All diese Verluste, die großen und kleinen Niederlagen, trägt Pnin tapfer. Sein Motto ist: „Man muss sich dem Schicksal stellen.“ Trotz aller Nackenschläge des Schicksals verzweifelt er nicht. Er ist ein im Grunde heiterer, optimistischer Geist. Andererseits ist er sich der Heimtücke belebter und unbelebter Objekte und vor allem des Zufalls stets peinlich bewusst. Deshalb ist er übervorsichtig und auf eine umständliche Art aufwändig bemüht, Unglücke nicht zu vermeiden, sondern auszuschließen, nur um dann sein unglückliches Schicksal umso sicherer zu erfüllen und zielgenau in neue, ganz andere Unglücke zu geraten.

Seine Übervorsichtigkeit und Angst beziehen sich auch auf seinen Körper, dessen Befindlichkeit er stets argwöhnisch beobachtet. Gelegentlich auftretende Herzrhythmusstörungen weiß Nabokov mit traumhaften Visionen der Vergangenheit zu verbinden und so dem Leser in Einschüben geliebte Personen der Vergangenheit oder weit zurückliegende Erlebnisse Pnins vorzustellen.

Der Erzähler N.[Bearbeiten | Quelltext bearbeiten]

Der Leser sieht alles durch die Augen des Pnin beobachtenden Erzählers N. Vermutungen, mit N. könnte Nabokov seine eigene reale Person in den Roman eingebracht haben, scheitern an der biografischen Realität. N. ist, obwohl selbst eine Figur des Romans, über weite Strecken ein allwissender Erzähler, der sich sogar wiederholt direkt an den Leser wendet. Er verfügt über genaue Kenntnis der Gefühlslage Pnins in jedem Moment, er vermag die Handlung des Romans an jedem beliebigen Schauplatz zu beschreiben, ohne Rücksicht auf die eigene Anwesenheit dort oder die von Pnin, nimmt dann aber plötzlich wieder die Rolle eines Ich-Erzählers auf, der mit Pnin zumindest einen Teil seiner Vergangenheit und die Liebe Lisas teilte und behauptet, ihn 40 Jahre lang nicht gesehen zu haben. Möglicherweise wegen dessen einstigem Verhältnis mit Lisa versucht Pnin immer wieder, N. auf Distanz zu halten.

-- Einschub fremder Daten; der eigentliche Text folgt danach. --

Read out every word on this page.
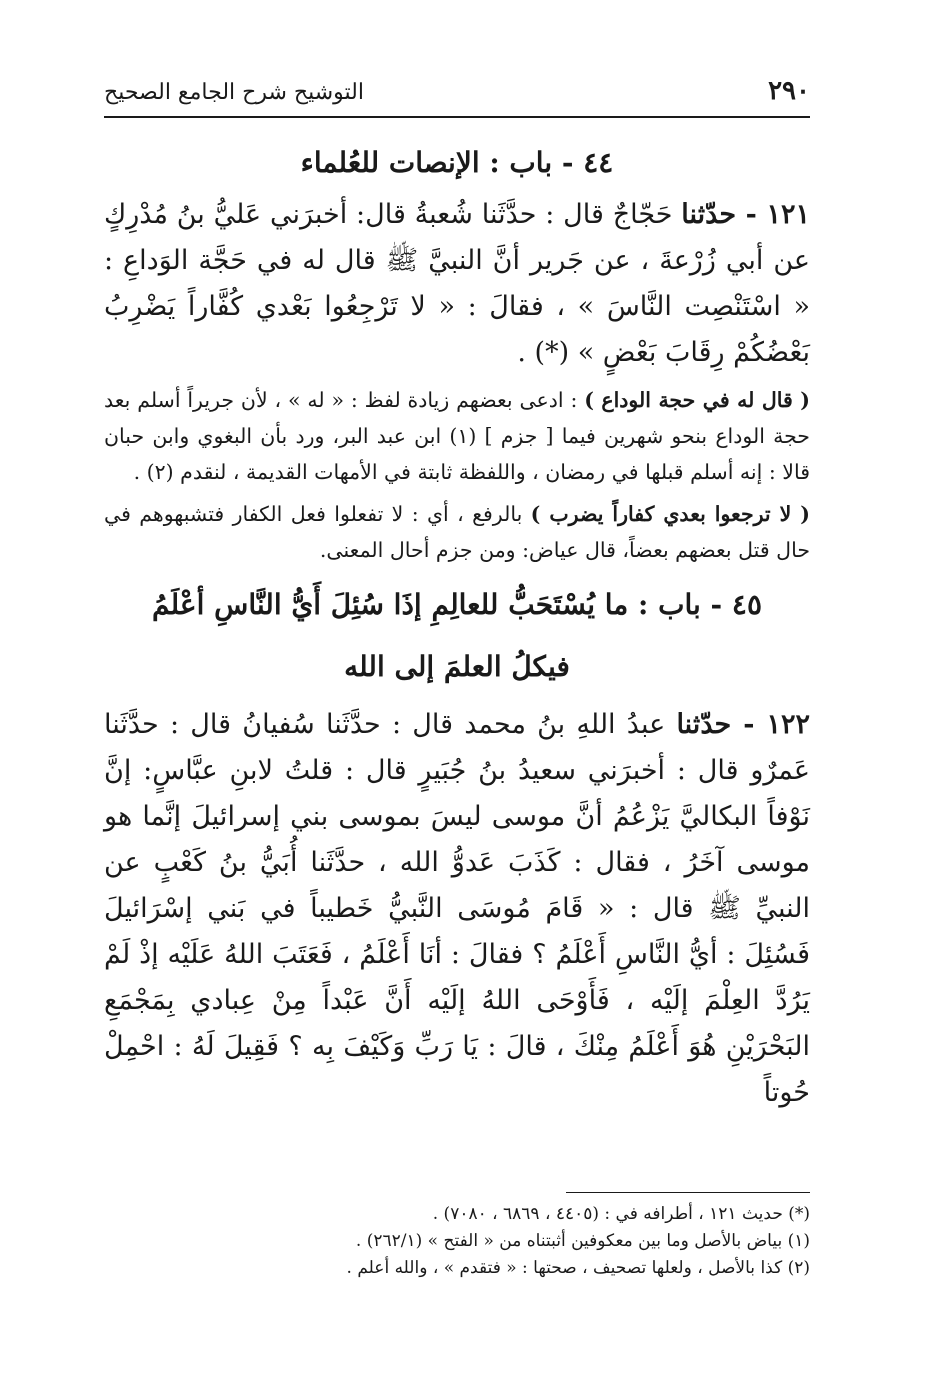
٢٩٠
التوشيح شرح الجامع الصحيح
٤٤ - باب : الإنصات للعُلماء

١٢١ - حدّثنا حَجّاجٌ قال : حدَّثَنا شُعبةُ قال: أخبرَني عَليُّ بنُ مُدْرِكٍ عن أبي زُرْعةَ ، عن جَرير أنَّ النبيَّ ﷺ قال له في حَجَّة الوَداعِ : « اسْتَنْصِت النَّاسَ » ، فقالَ : « لا تَرْجِعُوا بَعْدي كُفَّاراً يَضْرِبُ بَعْضُكُمْ رِقَابَ بَعْضٍ » (*) .

( قال له في حجة الوداع ) : ادعى بعضهم زيادة لفظ : « له » ، لأن جريراً أسلم بعد حجة الوداع بنحو شهرين فيما [ جزم ] (١) ابن عبد البر، ورد بأن البغوي وابن حبان قالا : إنه أسلم قبلها في رمضان ، واللفظة ثابتة في الأمهات القديمة ، لنقدم (٢) .

( لا ترجعوا بعدي كفاراً يضرب ) بالرفع ، أي : لا تفعلوا فعل الكفار فتشبهوهم في حال قتل بعضهم بعضاً، قال عياض: ومن جزم أحال المعنى.

٤٥ - باب : ما يُسْتَحَبُّ للعالِمِ إذَا سُئِلَ أَيُّ النَّاسِ أعْلَمُ
فيكلُ العلمَ إلى الله

١٢٢ - حدّثنا عبدُ اللهِ بنُ محمد قال : حدَّثَنا سُفيانُ قال : حدَّثَنا عَمرٌو قال : أخبرَني سعيدُ بنُ جُبَيرٍ قال : قلتُ لابنِ عبَّاسٍ: إنَّ نَوْفاً البكاليَّ يَزْعُمُ أنَّ موسى ليسَ بموسى بني إسرائيلَ إنَّما هو موسى آخَرُ ، فقال : كَذَبَ عَدوُّ الله ، حدَّثَنا أُبَيُّ بنُ كَعْبٍ عن النبيِّ ﷺ قال : « قَامَ مُوسَى النَّبيُّ خَطيباً في بَني إسْرَائيلَ فَسُئِلَ : أيُّ النَّاسِ أَعْلَمُ ؟ فقالَ : أنَا أَعْلَمُ ، فَعَتَبَ اللهُ عَلَيْه إذْ لَمْ يَرُدَّ العِلْمَ إلَيْه ، فَأَوْحَى اللهُ إلَيْه أَنَّ عَبْداً مِنْ عِبادي بِمَجْمَعِ البَحْرَيْنِ هُوَ أَعْلَمُ مِنْكَ ، قالَ : يَا رَبِّ وَكَيْفَ بِه ؟ فَقِيلَ لَهُ : احْمِلْ حُوتاً

(*) حديث ١٢١ ، أطرافه في : (٤٤٠٥ ، ٦٨٦٩ ، ٧٠٨٠) .

(١) بياض بالأصل وما بين معكوفين أثبتناه من « الفتح » (٢٦٢/١) .

(٢) كذا بالأصل ، ولعلها تصحيف ، صحتها : « فتقدم » ، والله أعلم .
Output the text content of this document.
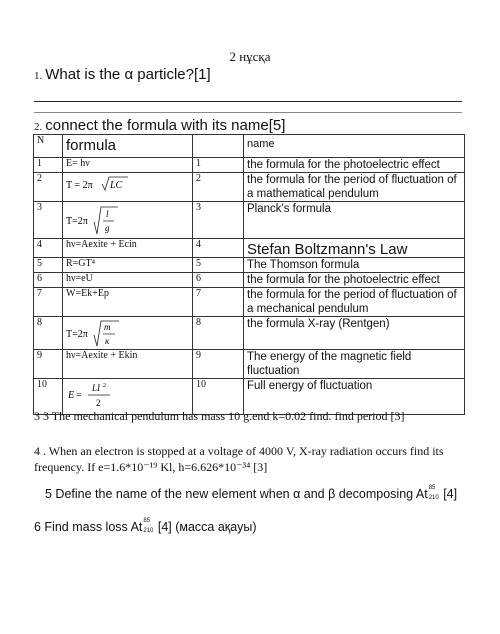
2 нұсқа
1. What is the α particle?[1]
2. connect the formula with its name[5]
N	formula		name
1	E= hν	1	the formula for the photoelectric effect
2	T = 2π LC	2	the formula for the period of fluctuation of a mathematical pendulum
3	T=2π
l
g	3	Planck's formula
4	hν=Aexite + Ecin	4	Stefan Boltzmann's Law
5	R=GT⁴	5	The Thomson formula
6	hν=eU	6	the formula for the photoelectric effect
7	W=Ek+Ep	7	the formula for the period of fluctuation of a mechanical pendulum
8	T=2π
m
κ	8	the formula X-ray (Rentgen)
9	hν=Aexite + Ekin	9	The energy of the magnetic field fluctuation
10	E =
LI 2
2	10	Full energy of fluctuation
3 3 The mechanical pendulum has mass 10 g.end k=0.02 find. find period [3]
4 . When an electron is stopped at a voltage of 4000 V, X-ray radiation occurs find its frequency. If e=1.6*10⁻¹⁹ Kl, h=6.626*10⁻³⁴ [3]
5 Define the name of the new element when α and β decomposing At 85
210 [4]
6 Find mass loss At 85
210 [4] (масса ақауы)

Form der Erzählung[Bearbeiten | Quelltext bearbeiten]

Die Geschichte präsentiert sich nicht als klassischer Roman mit einem durchlaufend erzählten Handlungsstrang. Stattdessen reihen sich Kapitel von unterschiedlicher Länge als scheinbar lose Folge von Erzählungen aneinander. Im Zentrum steht stets Pnin, der in immer neuen Zusammenhängen gezeigt wird: Pnin in der Bahn, auf dem Weg zu einem Vortrag. Pnin als Untermieter. Pnin als Dozent im Kampf mit der englischen Sprache. Pnin und das Zusammentreffen mit seiner ihn noch immer ausnutzenden Exfrau Lisa. Pnin und Lisas Sohn Victor, für den Pnin Geld und väterliche Gefühle aufbringt. Pnin in Gesellschaft anderer Exilrussen. Pnin als Hausherr und Gastgeber. Zunächst noch kaum verbunden, schließen sich diese Beschreibungen schließlich kunstvoll zu einem Kreis, in dem das Ende des Romans zugleich auch dessen Anfang ist. Das Buch, das sich vordergründig als unspektakuläre Annäherung an die leicht lächerlich wirkende Person Pnins präsentiert, ist durchwoben von einem komplexen Geflecht aus Beziehungen, Andeutungen, Hinweisen, Motiven und Symbolen. Der Roman bezaubert vor allem durch die filigrane, fein verästelte Geschichte, die hinter der Figur Pnins immer durchscheint. So verbindet Nabokov in Pnin heitere, an Puschkin erinnernde Leichtigkeit mit den Abgründen menschlicher Tragik.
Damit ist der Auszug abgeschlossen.